Like Sterne's other works, _A Sentimental Journey_ is extraordinarily playful. His works are the eighteenth century's postmodernist works of play. They have lots of textual puzzles and tend toward the absurd. For example, the Mr. Yorick of the _Journey_ is also a character in Sterne's major novel _Tristram Shandy_ and is also the name under which he publishes his own sermons (he was a clergyman). The text is very "fragmentary" and the novel even jokes about that itself, labelling parts of itself "fragment." In these ways, the _Journey_ is fun and modern.But it is also indicative of an important eighteenth-century trend--sensibility or sentimentalism. All eras have their debates about the relationshp between the individual and society and this is one eighteenth-century answer. This opinion has nothing to do with "rights" but everything to do with "sympathy." Mr. Yorick, the "sentimental traveller," relates to other human beings through sympathetic physical responses, most notably the "pulses" and "beats" of his heart and hands for various women.Therefore, this book is a good way to get into a very different historical mindset while at the same time seeing the roots of some of the literary forms of today.

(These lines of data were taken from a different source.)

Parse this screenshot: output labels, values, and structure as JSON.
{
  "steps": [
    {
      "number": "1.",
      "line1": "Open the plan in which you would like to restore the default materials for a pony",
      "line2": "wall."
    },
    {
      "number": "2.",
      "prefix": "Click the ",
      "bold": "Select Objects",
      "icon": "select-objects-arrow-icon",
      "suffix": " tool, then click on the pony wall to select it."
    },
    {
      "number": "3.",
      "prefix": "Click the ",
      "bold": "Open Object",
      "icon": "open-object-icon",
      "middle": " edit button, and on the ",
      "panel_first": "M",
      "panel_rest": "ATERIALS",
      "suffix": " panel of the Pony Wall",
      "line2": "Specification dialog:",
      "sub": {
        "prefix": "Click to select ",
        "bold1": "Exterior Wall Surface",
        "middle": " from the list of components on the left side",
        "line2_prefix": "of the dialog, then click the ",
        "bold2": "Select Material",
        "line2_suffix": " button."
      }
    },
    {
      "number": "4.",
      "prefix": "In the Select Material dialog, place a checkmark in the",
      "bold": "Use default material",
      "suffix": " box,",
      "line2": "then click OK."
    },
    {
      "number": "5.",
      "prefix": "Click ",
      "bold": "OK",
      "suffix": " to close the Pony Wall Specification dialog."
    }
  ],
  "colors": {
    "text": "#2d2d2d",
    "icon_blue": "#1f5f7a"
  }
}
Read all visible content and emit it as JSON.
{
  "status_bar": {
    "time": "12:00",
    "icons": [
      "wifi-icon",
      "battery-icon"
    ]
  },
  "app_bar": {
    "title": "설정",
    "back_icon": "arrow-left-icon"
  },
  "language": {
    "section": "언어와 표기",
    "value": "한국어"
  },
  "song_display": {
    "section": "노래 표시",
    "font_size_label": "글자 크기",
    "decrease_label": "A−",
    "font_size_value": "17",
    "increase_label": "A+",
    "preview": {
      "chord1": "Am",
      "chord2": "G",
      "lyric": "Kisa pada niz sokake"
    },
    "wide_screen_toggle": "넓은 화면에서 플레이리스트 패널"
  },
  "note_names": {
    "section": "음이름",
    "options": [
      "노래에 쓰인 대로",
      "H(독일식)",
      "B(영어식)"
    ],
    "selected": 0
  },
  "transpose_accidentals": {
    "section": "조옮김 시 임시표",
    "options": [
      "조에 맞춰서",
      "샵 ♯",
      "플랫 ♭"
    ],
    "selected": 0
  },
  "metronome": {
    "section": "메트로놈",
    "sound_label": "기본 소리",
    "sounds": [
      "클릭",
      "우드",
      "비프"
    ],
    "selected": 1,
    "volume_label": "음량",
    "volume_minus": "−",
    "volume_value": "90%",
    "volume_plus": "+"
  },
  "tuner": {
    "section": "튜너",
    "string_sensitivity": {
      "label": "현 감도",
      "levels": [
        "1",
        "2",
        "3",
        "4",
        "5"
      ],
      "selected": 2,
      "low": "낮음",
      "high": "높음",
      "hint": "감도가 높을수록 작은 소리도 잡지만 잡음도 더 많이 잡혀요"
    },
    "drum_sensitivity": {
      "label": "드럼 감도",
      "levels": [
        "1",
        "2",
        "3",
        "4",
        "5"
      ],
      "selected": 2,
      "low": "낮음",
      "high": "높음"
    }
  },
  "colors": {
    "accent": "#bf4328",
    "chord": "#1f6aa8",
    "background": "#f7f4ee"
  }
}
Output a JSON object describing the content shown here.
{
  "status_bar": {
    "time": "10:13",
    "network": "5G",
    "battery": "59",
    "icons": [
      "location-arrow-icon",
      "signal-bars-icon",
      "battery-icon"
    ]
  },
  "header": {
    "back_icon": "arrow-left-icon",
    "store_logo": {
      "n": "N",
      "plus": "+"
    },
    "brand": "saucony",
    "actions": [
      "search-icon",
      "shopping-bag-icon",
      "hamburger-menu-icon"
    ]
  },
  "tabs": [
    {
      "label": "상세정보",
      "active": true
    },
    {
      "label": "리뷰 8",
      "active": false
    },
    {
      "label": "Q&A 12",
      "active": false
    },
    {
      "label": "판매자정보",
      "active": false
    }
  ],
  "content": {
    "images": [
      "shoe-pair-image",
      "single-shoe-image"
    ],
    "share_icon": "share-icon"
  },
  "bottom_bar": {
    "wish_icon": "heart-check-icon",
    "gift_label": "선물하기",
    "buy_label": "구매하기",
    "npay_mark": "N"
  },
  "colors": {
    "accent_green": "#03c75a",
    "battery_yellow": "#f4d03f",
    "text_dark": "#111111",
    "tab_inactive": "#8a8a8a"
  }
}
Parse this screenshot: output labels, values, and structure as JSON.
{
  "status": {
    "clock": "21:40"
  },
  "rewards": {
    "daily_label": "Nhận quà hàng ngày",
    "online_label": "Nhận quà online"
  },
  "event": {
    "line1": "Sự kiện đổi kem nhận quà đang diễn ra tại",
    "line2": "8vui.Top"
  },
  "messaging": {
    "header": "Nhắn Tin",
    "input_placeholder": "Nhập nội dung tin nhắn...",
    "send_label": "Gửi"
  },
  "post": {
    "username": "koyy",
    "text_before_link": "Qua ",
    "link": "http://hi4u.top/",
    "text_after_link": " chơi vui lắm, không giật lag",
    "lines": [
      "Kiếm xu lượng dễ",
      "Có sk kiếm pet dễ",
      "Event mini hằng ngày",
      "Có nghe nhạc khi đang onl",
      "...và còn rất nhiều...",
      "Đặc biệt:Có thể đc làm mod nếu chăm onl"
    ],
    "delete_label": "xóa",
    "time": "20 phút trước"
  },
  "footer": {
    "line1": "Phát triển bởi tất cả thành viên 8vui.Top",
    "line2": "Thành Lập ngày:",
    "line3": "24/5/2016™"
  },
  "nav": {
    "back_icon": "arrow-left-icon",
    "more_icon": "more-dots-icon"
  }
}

Only clay-cold heads and luke-warm hearts can resist it

A Sentimental Journey is a fabulous book for so many reasons. Laurence Sterne was an immensely influential writer in the 18th century--his major works, Sentimental Journey and Tristram Shandy, were responses to the travel narrative and newly born novel, respectively. His writing is essential to scholars of the 18th century--he is referenced in Austen's Mansfield Park and Northanger Abbey, Brown's The Power of Sympathy, Foster's The Coquette and Tyler's The Contrast. To understand and appreciate his novel is to have a better appreciation and love of the works that built their structures on his foundation. And yet it is original, as Yorick says himself, "both my travels and observations will be altogether of a different cast from any of my fore-runners."Yet it is not solely for historical benefit that one should read Sentimental Journey. The adventures and amours of Sterne's semi-autobiographical Yorick are delightful. One of the most romantic passages I've read in a book occurs when Yorick inadvertantly takes the hand of a woman and describes in detail the thrill of merely holding it. Granted, hers is not the only hand he will hold, but he writes so wonderfully, candidly and engagingly that it is extremely difficult to hold his passions against the sentimental Yorick. His scene with the starling locked in a cage is pertinent and a touching commentary on slavery. What a guy! My only complaint is the editor of this edition does not feel it necessary to translate the French-of which there is plenty-making some passages difficult to understand at best. However,this is a sentimental journey that I will gladly take over and over.